November 18, 2010

Odds and Ends: de la Rosa, Oliver

Other than the ability to buy Pumpkin Spice Cappucino at gas stations, there's pretty much nothing to recommend about November. The baseball news is mostly of the "unwarranted speculation" variety. Here is the rest of this week's Pirates news:

Pirates Pursuing De La Rosa
The Pirates are apparently one of three front runners to sign starting pitcher Jorge de la Rosa although at least seven teams are trying to sign the righthander. Others in contention are the Orioles and Nationals. MLB Trade Rumors listed de la Rosa as the #12 free agent available this offseason, and the #3 starting pitcher (#2 now that Hiroki Kuroda has resigned with the Dodgers).

de la Rosa is a power pitcher who went 34-24, 4.49 for Colorado over the past three years and averaged a strikeout an inning. Those are excellent K numbers for a starting pitcher, and the ERA is very good for Coors Field as well. He dials it up with a 93-94 mph fastball bust his out pitches are a slider and changeup which induced a 52% ground ball ratio last year.

If the finalists truly are Pittsburgh, Baltimore and Washington, we might actually have the advantage. Given the Nationals' awful infield defense, I can't imagine a free agent ground ball pitcher signing with Washington unless the price really was right. And I can't imagine de la Rosa would be better off in the AL East than in the NL Central. Nevertheless, enough teams need pitching that this falls under the "I'll believe it when I see it" category.

Al Oliver A HOF Finalist
Former Pirates outfielder/first baseman Al Oliver was announced as one of 12 Hall of Fame candidates for the upcoming Veterans Committee vote. Results will be released in a few weeks.

Oliver was one of the top contact hitters in baseball for most of his career, including nine consecutive .300 hitting seasons from 1976-84. He started on five first place Pirates teams including the 1971 World Champions, and ended his career with 2743 hits and a .303 batting average along with 529 doubles, 77 triples and 219 home runs - excellent numbers for a player who played in a pitching/defense dominated era. 1490 of those hits were in a Pirates uniform before he was traded in the Bert Blyleven deal.

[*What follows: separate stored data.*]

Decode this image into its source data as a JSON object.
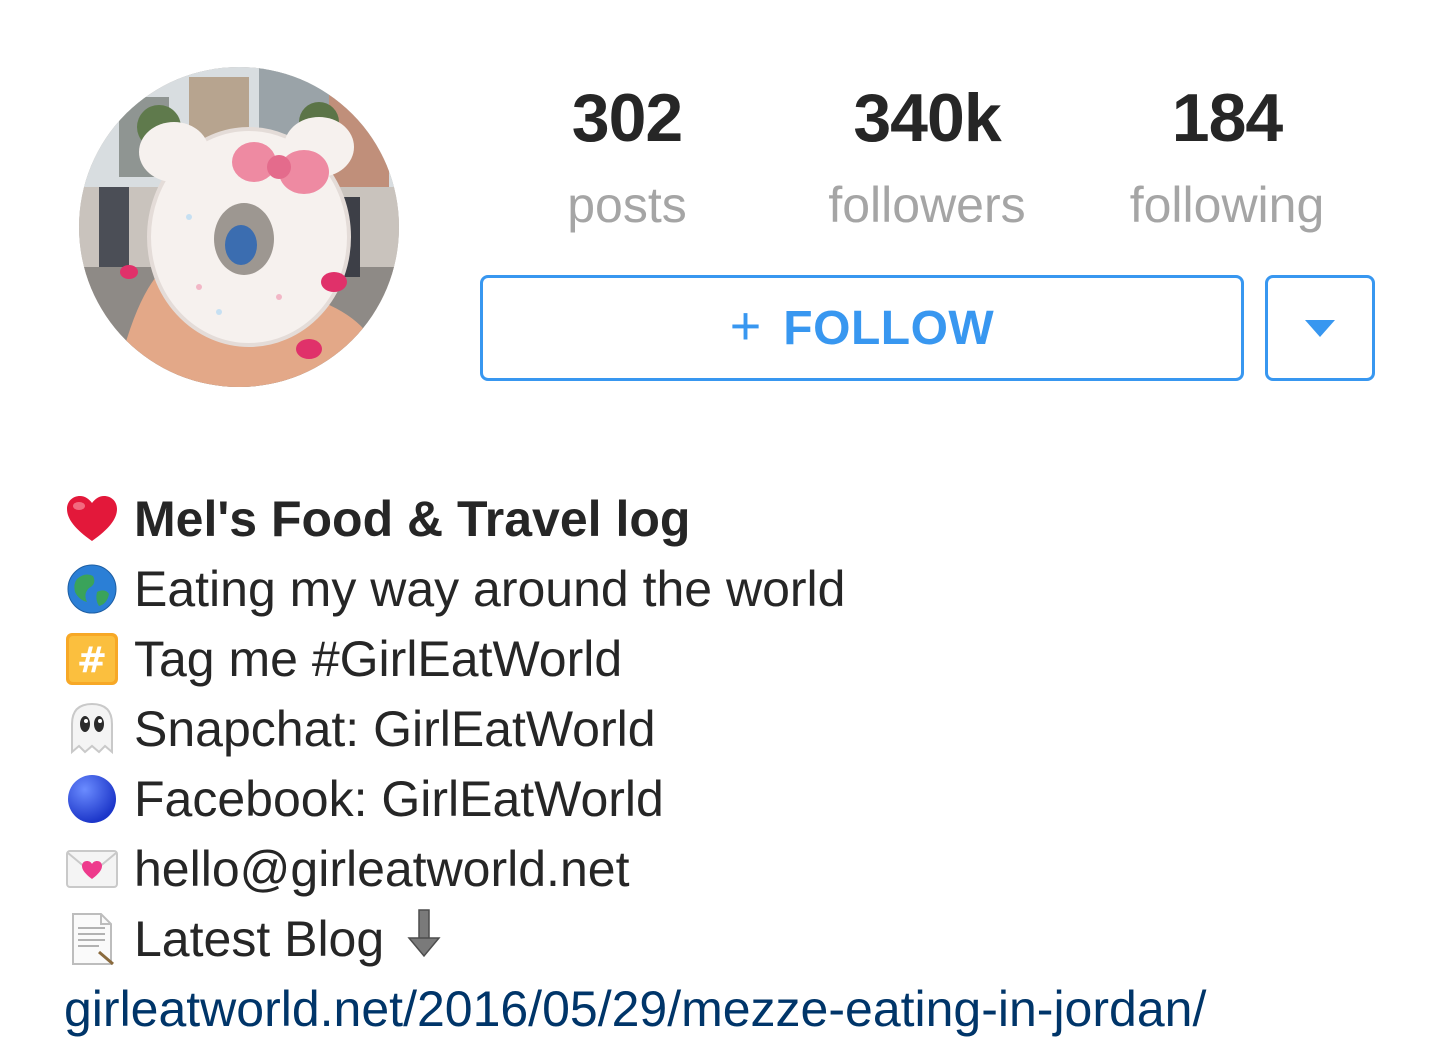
{
  "profile": {
    "avatar_icon": "profile-photo-donut"
  },
  "stats": {
    "posts": {
      "value": "302",
      "label": "posts"
    },
    "followers": {
      "value": "340k",
      "label": "followers"
    },
    "following": {
      "value": "184",
      "label": "following"
    }
  },
  "actions": {
    "follow_plus": "+",
    "follow_label": "FOLLOW",
    "dropdown_icon": "caret-down-icon",
    "accent_color": "#3897f0"
  },
  "bio": {
    "lines": [
      {
        "icon": "red-heart-icon",
        "text": "Mel's Food & Travel log"
      },
      {
        "icon": "globe-icon",
        "text": "Eating my way around the world"
      },
      {
        "icon": "hashtag-icon",
        "text": "Tag me #GirlEatWorld"
      },
      {
        "icon": "ghost-icon",
        "text": "Snapchat: GirlEatWorld"
      },
      {
        "icon": "blue-circle-icon",
        "text": "Facebook: GirlEatWorld"
      },
      {
        "icon": "love-letter-icon",
        "text": "hello@girleatworld.net"
      },
      {
        "icon": "document-icon",
        "text": "Latest Blog",
        "trailing_icon": "down-arrow-icon"
      }
    ],
    "link": "girleatworld.net/2016/05/29/mezze-eating-in-jordan/",
    "link_color": "#003569"
  }
}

Vada Pinson is the only eligible player with more hits than Oliver who has not been inducted. The problem with Oliver's candidacy is that every other aspect of his game hurts him: he wasn't a good fielder (despite starting in center field here for six years), he hardly walked at all, he grounded into a lot of double plays, and he didn't steal many bases and got caught almost as much as he was successful. Only one of his skills was Hall of Fame caliber, which isn't enough.

Kratz Gone
Catcher Erik Kratz signed with the Phillies, where he'll catch at AAA Lehigh Valley and provide depth in case a major league catcher gets injured. Kratz hit .274/.380/.496 for Indianapolis last year. He also came up to Pittsburgh for a while during one of the several Ryan Doumit injuries. Behind the plate he looked like Johnny Bench in comparison to Doumit, and backed it up by throwing out four of seven base stealers. The Pirates will need to look for another strong AAA catcher given that both Chris Snyder and Ryan Doumit are injury-prone.

No Coaching News Yet
Clint Hurdle did not insist on the right to choose his entire coaching staff, and the Pirates did not give it. This means that it's up in the air whether Tony Beasley will be back as third base coach. I don't see why he would be though. How many outs were made between second and third last year? That is Beasley's responsibility. It's true that he was coaching third base during the "two men on third" debacle which cost the Pirates a game. Things like that can't happen on the 2011 WFC team. There is no shortage of good baseball men who can coach third base.